Andrew Delbanco in the NYRB blog:
The first film by Frederick Wiseman I saw was Titicut Follies (1967). It was the fall of 1969, my freshman year of college, too long ago to trust my memory scene by scene. What I mainly remember is the festive mood in the dining-hall-turned-theater as the lights went down and latecomers ducked under the projector’s cone of bluish light as they made their way to sit with friends across the room. A very cool senior had made introductory remarks to the effect that what we were about to see had been “banned in Boston” (always promising), and I think we half-expected the local police to show up as if we had gathered in Rick’s gambling den in Casablanca (1942). I remember a little snickering during the opening pan across the expressionless faces of the inmates singing “Strike up the Band” while they wave—tentatively, almost spastically—their pompoms. But once the film started, there was only silence in the room, interrupted now and then by a gasp.

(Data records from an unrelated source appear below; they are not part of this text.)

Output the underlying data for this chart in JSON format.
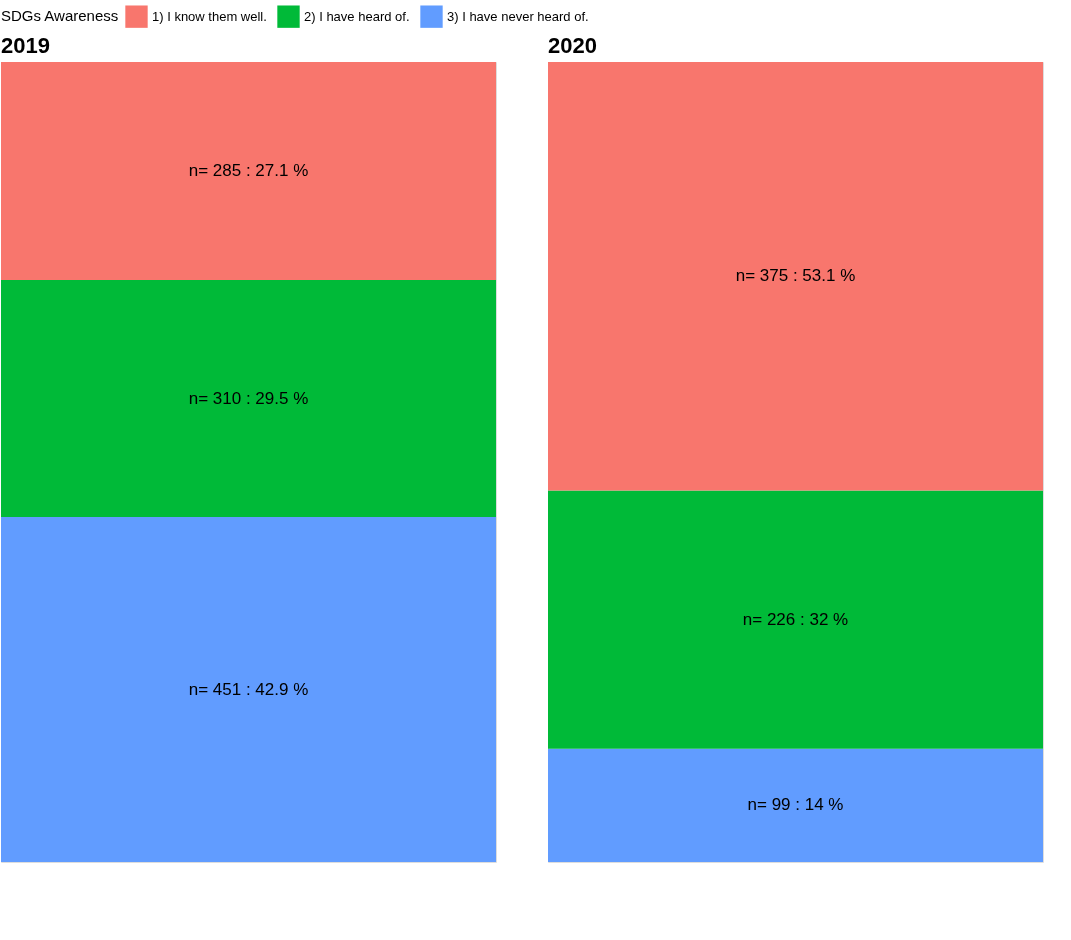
{
  "chart_data": [
    {
      "type": "bar",
      "title": "2019",
      "stacked": true,
      "categories": [
        null
      ],
      "legend": "top",
      "legend_title": "SDGs Awareness",
      "tick_labels": false,
      "grid": false,
      "series": [
        {
          "name": "3) I have never heard of.",
          "color": "#619cff",
          "values": [
            451
          ],
          "value_labels": [
            "n= 451 : 42.9 %"
          ]
        },
        {
          "name": "2) I have heard of.",
          "color": "#00ba38",
          "values": [
            310
          ],
          "value_labels": [
            "n= 310 : 29.5 %"
          ]
        },
        {
          "name": "1) I know them well.",
          "color": "#f8766d",
          "values": [
            285
          ],
          "value_labels": [
            "n= 285 : 27.1 %"
          ]
        }
      ]
    },
    {
      "type": "bar",
      "title": "2020",
      "stacked": true,
      "categories": [
        null
      ],
      "tick_labels": false,
      "grid": false,
      "series": [
        {
          "name": "3) I have never heard of.",
          "color": "#619cff",
          "values": [
            99
          ],
          "value_labels": [
            "n= 99 : 14 %"
          ]
        },
        {
          "name": "2) I have heard of.",
          "color": "#00ba38",
          "values": [
            226
          ],
          "value_labels": [
            "n= 226 : 32 %"
          ]
        },
        {
          "name": "1) I know them well.",
          "color": "#f8766d",
          "values": [
            375
          ],
          "value_labels": [
            "n= 375 : 53.1 %"
          ]
        }
      ]
    }
  ]
}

A few months ago, forty years older, I watched Titicut Follies on a DVD on my computer screen in my study at home. Memories of that first viewing came flooding back: the guards tormenting an inmate named Jim, marching him naked up and down the bright-lit hallways, peppering him with variations on one relentless question: “How’s that room, Jim? … You gonna keep that room clean, Jim? … How’s that room gonna be tomorrow, Jim? … How come it’s not clean today?” until he screams out his compliance in rage and helplessness. And then there was the German psychiatrist who looks for all the world like Hermann Goring, pestering an inmate with questions in a monotone voice about how often he masturbates. Did he feel guilty after raping his own child? “I need help but I don’t know where I can get it,” says the young man, handsome and fit, but with a deadness in his eyes. “You get it here, I guess,” says the doctor—help, as the rest of the film makes clear, in the form of lockdowns, hosings, strip searches, and assorted other humiliations…
Watching the film today is an utterly different experience. I see images of Abu Ghraib. I see failed men exposed to mockery for having failed, men who once had families and jobs and respectable credentials, but, unable to manage their sexual or violent urges, descended into the pit into which any of us might fall.